Les prix littéraires attribués sous des enseignes de
librairies ne sont pas, au fond, si différents des autres. Celui de Filigranes,
à Bruxelles, avait sélectionné sept ouvrages qui auraient pu, presque tous,
figurer dans les listes des jurys traditionnels. L’an dernier, d’ailleurs, le
premier Prix Filigranes avait couronné Le
dernier des nôtres, d’Adélaïde de Clermont-Tonnerre (Grasset), qui avait
reçu ensuite le Grand Prix du roman de l’Académie française. Ce ne sera très
probablement pas le cas, et on s’en désole, du lauréat 2017, mais on se
réjouit, pour un tas de raisons, de voir un coup de projecteur dirigé vers La vie sauvage, de Thomas Gunzig. Il
était par ailleurs le seul écrivain belge de la sélection.

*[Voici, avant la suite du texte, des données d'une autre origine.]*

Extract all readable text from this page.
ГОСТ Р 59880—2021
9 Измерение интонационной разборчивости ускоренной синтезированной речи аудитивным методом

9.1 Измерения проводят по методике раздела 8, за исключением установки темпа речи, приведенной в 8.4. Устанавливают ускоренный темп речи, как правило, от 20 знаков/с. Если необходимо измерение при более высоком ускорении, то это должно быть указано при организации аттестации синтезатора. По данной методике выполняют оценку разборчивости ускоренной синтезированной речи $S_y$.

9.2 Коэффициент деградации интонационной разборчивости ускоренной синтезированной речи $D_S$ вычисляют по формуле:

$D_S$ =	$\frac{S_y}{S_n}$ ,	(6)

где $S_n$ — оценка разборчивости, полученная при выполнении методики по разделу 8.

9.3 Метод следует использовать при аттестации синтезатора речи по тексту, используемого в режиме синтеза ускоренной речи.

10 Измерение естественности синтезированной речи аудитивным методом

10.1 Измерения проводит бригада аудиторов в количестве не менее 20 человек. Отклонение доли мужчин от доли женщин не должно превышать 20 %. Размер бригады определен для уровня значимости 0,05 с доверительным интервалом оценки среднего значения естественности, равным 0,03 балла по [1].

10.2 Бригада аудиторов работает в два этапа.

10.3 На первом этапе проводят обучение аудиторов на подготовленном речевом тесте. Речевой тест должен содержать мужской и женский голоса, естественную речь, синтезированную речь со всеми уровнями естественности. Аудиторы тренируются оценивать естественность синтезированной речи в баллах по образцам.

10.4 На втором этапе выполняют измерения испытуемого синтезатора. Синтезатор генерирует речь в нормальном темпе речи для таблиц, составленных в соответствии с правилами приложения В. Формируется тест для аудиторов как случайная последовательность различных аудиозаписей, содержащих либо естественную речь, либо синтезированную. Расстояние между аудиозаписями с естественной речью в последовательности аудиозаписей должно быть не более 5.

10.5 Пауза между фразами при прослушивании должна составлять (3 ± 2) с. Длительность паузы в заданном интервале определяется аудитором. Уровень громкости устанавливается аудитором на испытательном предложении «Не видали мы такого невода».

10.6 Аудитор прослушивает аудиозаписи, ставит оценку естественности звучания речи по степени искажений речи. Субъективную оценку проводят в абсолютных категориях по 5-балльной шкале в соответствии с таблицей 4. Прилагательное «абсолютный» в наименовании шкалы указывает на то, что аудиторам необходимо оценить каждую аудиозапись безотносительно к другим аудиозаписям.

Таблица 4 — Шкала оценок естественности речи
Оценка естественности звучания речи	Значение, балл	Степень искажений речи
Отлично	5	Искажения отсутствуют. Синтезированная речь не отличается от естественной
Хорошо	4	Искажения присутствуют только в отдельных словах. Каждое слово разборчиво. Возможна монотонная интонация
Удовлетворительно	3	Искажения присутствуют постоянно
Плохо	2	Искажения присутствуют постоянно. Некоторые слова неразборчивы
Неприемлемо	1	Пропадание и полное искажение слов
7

Il y a bientôt vingt-cinq ans que cet ancien vendeur de
livres – il a travaillé une dizaine d’années chez Tropismes, une des plus
belles librairies bruxelloises, et voilà qu’une autre le récompense – fournit avec
une belle régularité des écrits sous toutes les formes, beaucoup de nouvelles,
du roman, du théâtre, un scénario (Le
Tout Nouveau Testament, de Jaco Van Dormael), des chroniques en pagaille…
Le cynisme tendre, un faux cynisme et une vraie tendresse,
qu’il pratique fait mouche, une fois encore, dans son dernier livre, un roman
cette fois. La vie sauvage est l’histoire
d’un garçon qui a survécu, bébé, à un accident d’avion dans lequel ses parents
sont morts en compagnie de tous les autres occupants de l’appareil et a grandi
dans des villages africains en proie à des guerres qui ne disaient pas toujours
leur nom mais avaient tous les effets d’une guerre déclarée, parfois en pire.
Retrouvé, « sauvé » de la barbarie, Charles rejoint
l’Europe et la famille de son oncle Alain, quinquagénaire massif et rougeaud,
bourgmestre (c’est ainsi qu’on appelle un maire en Belgique) de sa commune,
parfait politicard rompu aux manœuvres pas toujours honnêtes de son milieu. Il
est affublé d’une femme sophistiquée, aussi désœuvrée que débordée, et de deux
enfants adolescents. Aurore a seize ans et des velléités d’indépendance bien
masquées par la manière dont elle fait disparaître ses gros seins, trop gros,
dans des vêtements amples. Frédéric est très pâle, passionné d’informatique et
surtout des pires images qu’on peut glaner sur Internet quand on en visite les
bas-fonds, assez insignifiant dès qu’il se trouve en groupe, chose qu’il
préfère d’ailleurs éviter.
Charles a laissé, dans la jungle – je le dis ainsi pour
aller vite –, la jeune fille qu’il aime, Septembre, et le secret qu’ils
possèdent en commun : l’endroit où est entreposé un gros paquet de
dollars. C’est malgré lui qu’il s’est retrouvé en Europe, mais forcément pour
son bien, pensent les bien-pensants, et il ne rêve que de retrouver sa belle,
comparables aux images les plus fortes du Cantique
des cantiques ou de la poésie de Baudelaire. Car Charles est loin d’être
inculte : il a beaucoup lu – et bien lu, comme le prouve sa première
intervention en classe, à propos de Rimbaud, alors que tout le monde croyait qu’il
allait être largué. Thomas Gunzig parsème son roman de citations qui sont les
cailloux semés par Charles sur le chemin du retour.
Mais il ne suffit pas d’avoir les cailloux, il faut aussi
trouver le moyen de forcer les autres à son départ. C’est alors une machination
à laquelle participe le charme naturel de l’adolescent et un art de la
séduction dont il a rapidement compris l’usage qu’il pouvait faire.
La vie sauvage est un roman parfois déconcertant, toujours réjouissant.
La vie sauvage est un roman parfois déconcertant, toujours réjouissant.